As Lutheran Christians, we confess that the way we live, the way we respond to a crisis, suffering, the things that pain us is our response to God’s love for us in Jesus Christ and not something we do in order to earn or secure God’s love or favor. “The Augsburg Confession” declares that

human beings cannot be justified before God by their own powers, merits, or works. But they are justified as a gift on account of Christ through faith when they believe that they are received into grace and that their sins are forgiven on account of Christ, who by his death made satisfaction for our sins.

“The Augsburg Confession,” IV, The Book of Concord: The Confessions of the Evangelical Lutheran Church, eds. Robert Kolb and Timothy J. Wengert (Minneapolis: Augsburg Fortress, 2001), pp 38-41.

Lutheran theology reminds us that our relationship with God is not something we earn or achieve but is God’s gift to which we respond in faith. The heart of a Lutheran response to crisis is to discern, seek, and restore an understanding of God as gracious by bearing witness to Jesus Christ. Our Lutheran theology reminds us that, before we call people to respond, we boldly proclaim that the answer to our questions of God’s existence, identity, nature, and will is Jesus Christ. Preaching Christ and Christ crucified empowers us with the good news that God is gracious and reconciling. Rather than removing suffering and death, God in Christ enters into suffering and death for and with us. God’s response to us and to the world is to forgive and to give love and life. This good news frees us from thinking that God might wish harm to us or doesn’t love us, because when we remember the cross we know that God understands suffering deeply.

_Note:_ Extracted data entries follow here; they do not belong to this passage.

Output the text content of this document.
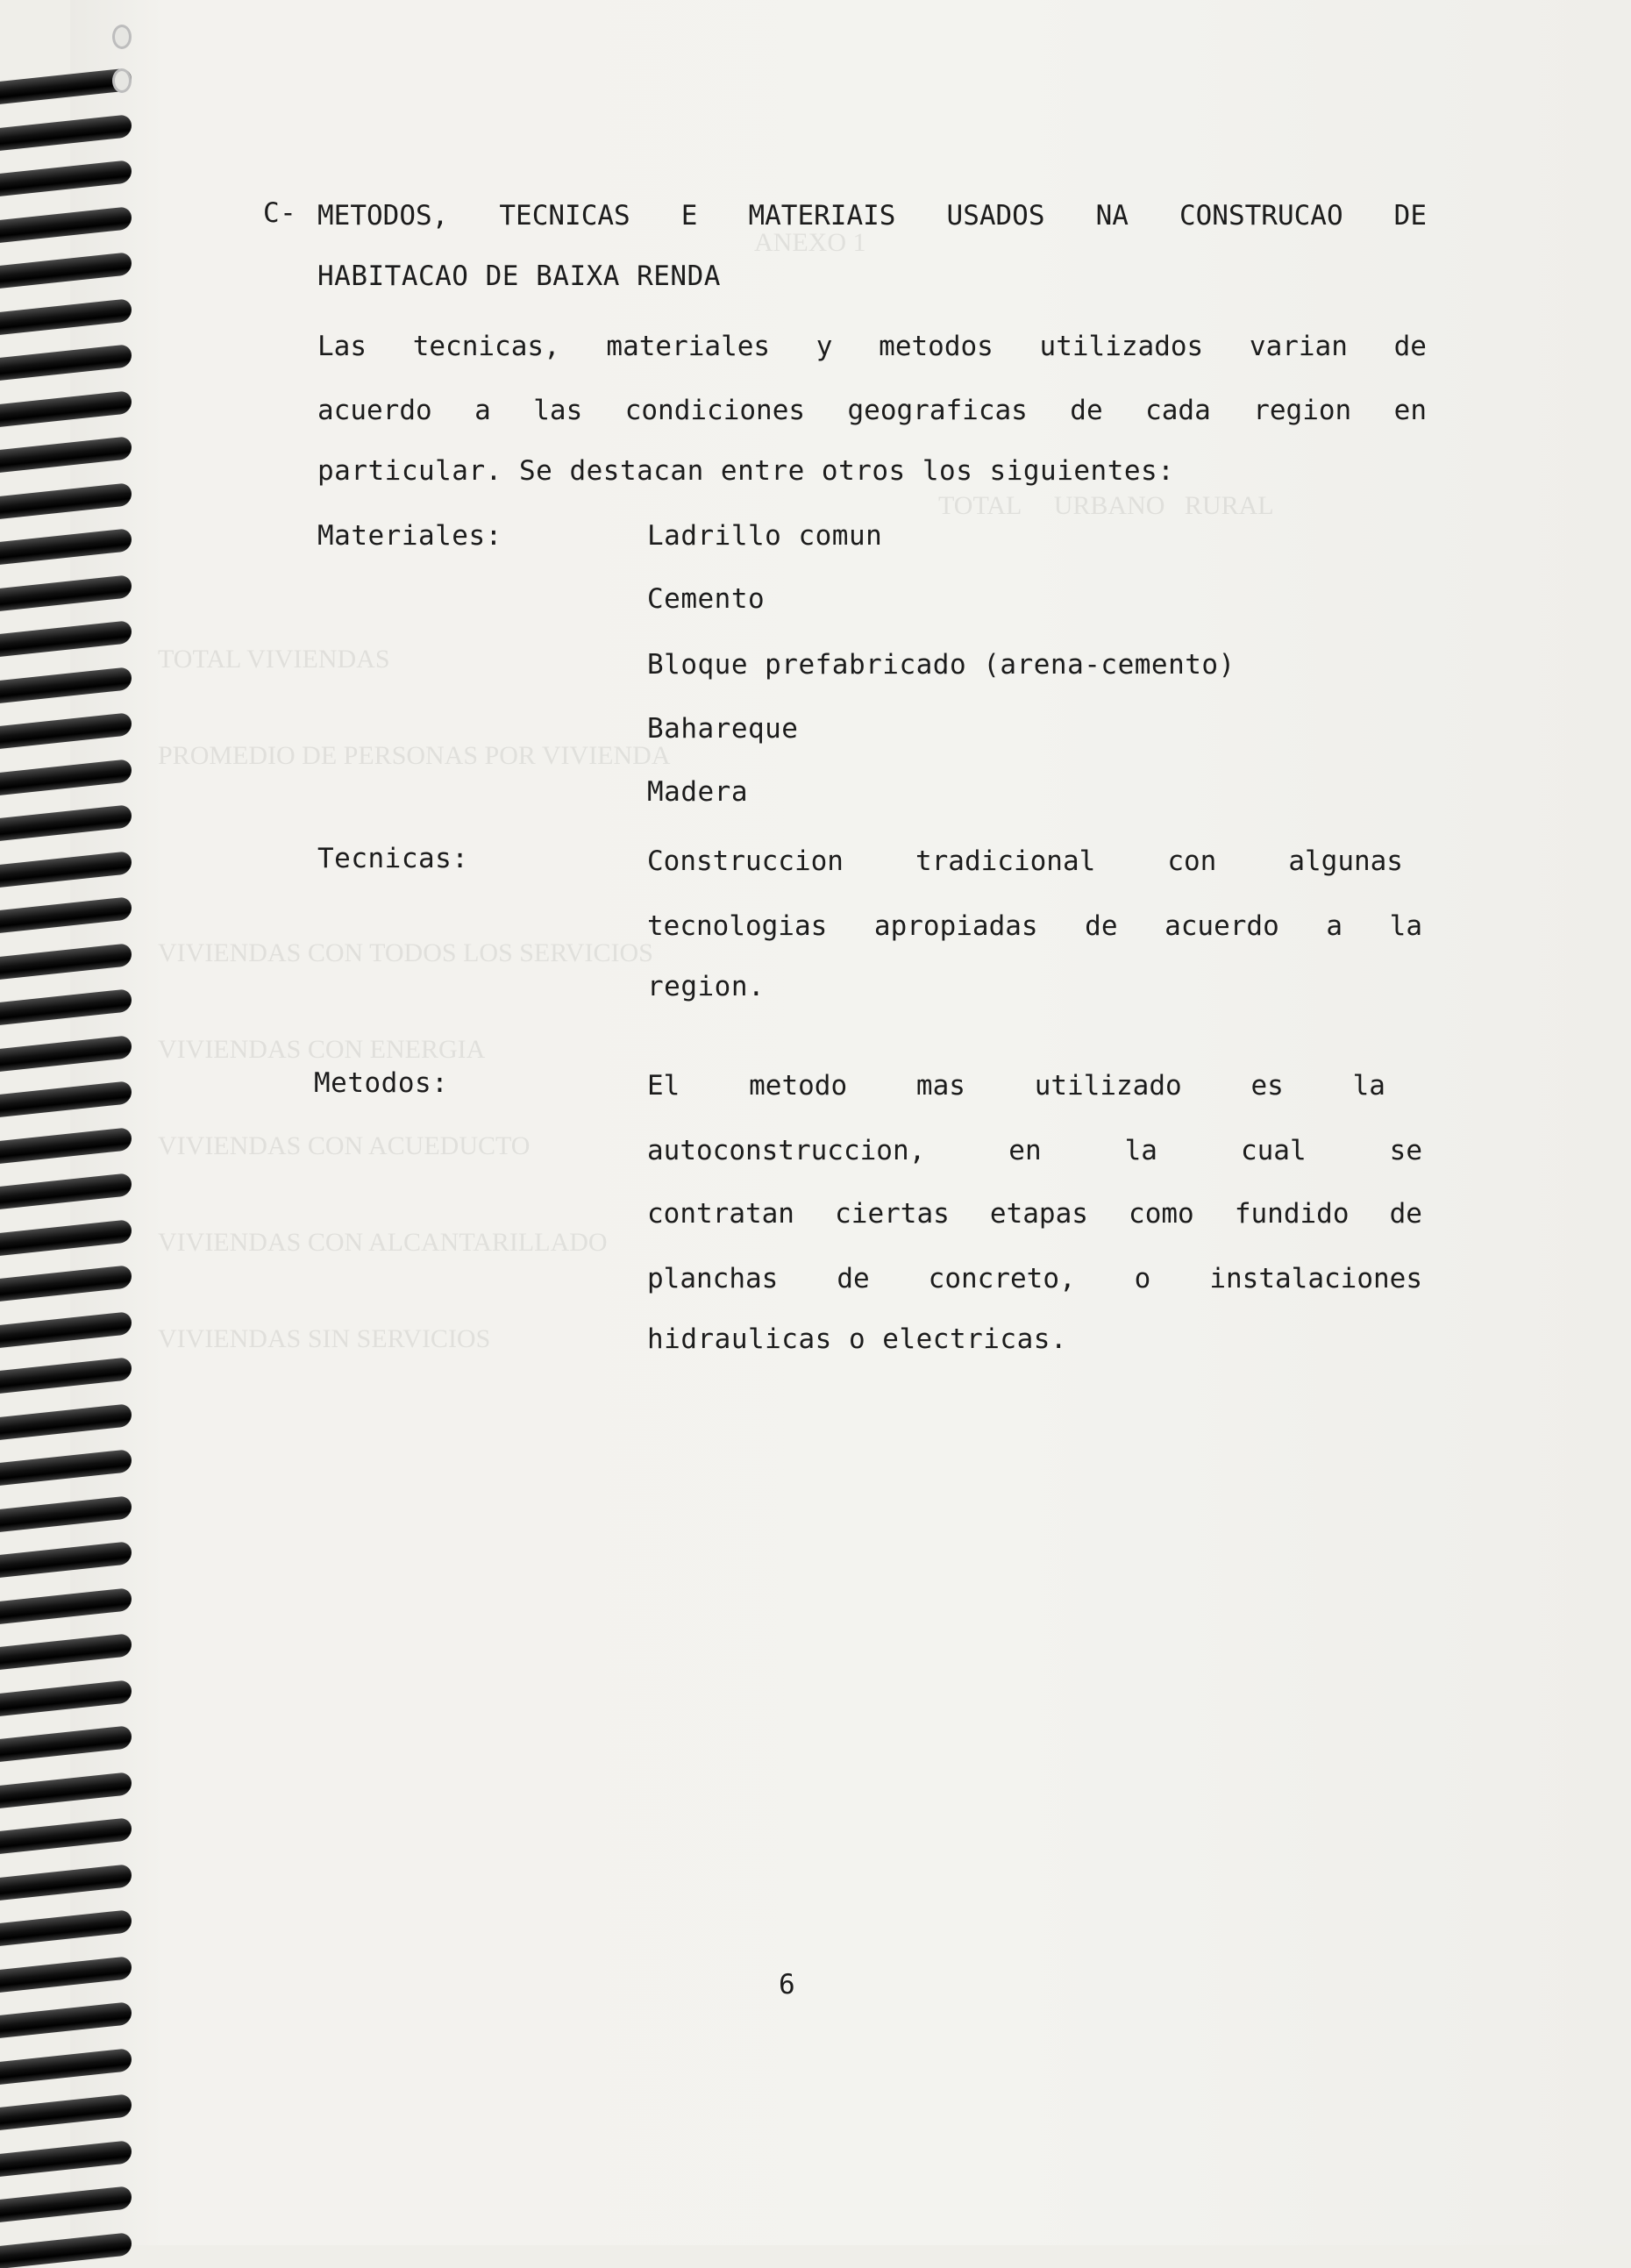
ANEXO 1
TOTAL     URBANO   RURAL
TOTAL VIVIENDAS
PROMEDIO DE PERSONAS POR VIVIENDA
VIVIENDAS CON TODOS LOS SERVICIOS
VIVIENDAS CON ENERGIA
VIVIENDAS CON ACUEDUCTO
VIVIENDAS CON ALCANTARILLADO
VIVIENDAS SIN SERVICIOS
C- METODOS, TECNICAS E MATERIAIS USADOS NA CONSTRUCAO DE
HABITACAO DE BAIXA RENDA
Las tecnicas, materiales y metodos utilizados varian de
acuerdo a las condiciones geograficas de cada region en
particular. Se destacan entre otros los siguientes:
Materiales:	Ladrillo comun
Cemento
Bloque prefabricado (arena-cemento)
Bahareque
Madera
Tecnicas:	Construccion	tradicional	con	algunas
tecnologias apropiadas de acuerdo a la
region.
Metodos:	El	metodo	mas	utilizado	es	la
autoconstruccion,	en	la	cual	se
contratan ciertas etapas como fundido de
planchas de concreto, o instalaciones
hidraulicas o electricas.
6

This good news frees us from the burden of struggling to discern what God is doing in the world. As in all the events of our lives and of our world, our first response and our ultimate decision in crisis is to have faith, to trust in the God revealed in Jesus Christ.

Now granted, this doesn’t mean that being angry, disappointed, or frustrated with God in times of grief or suffering but perhaps it may comfort us to know that when we suffer, God suffers with us.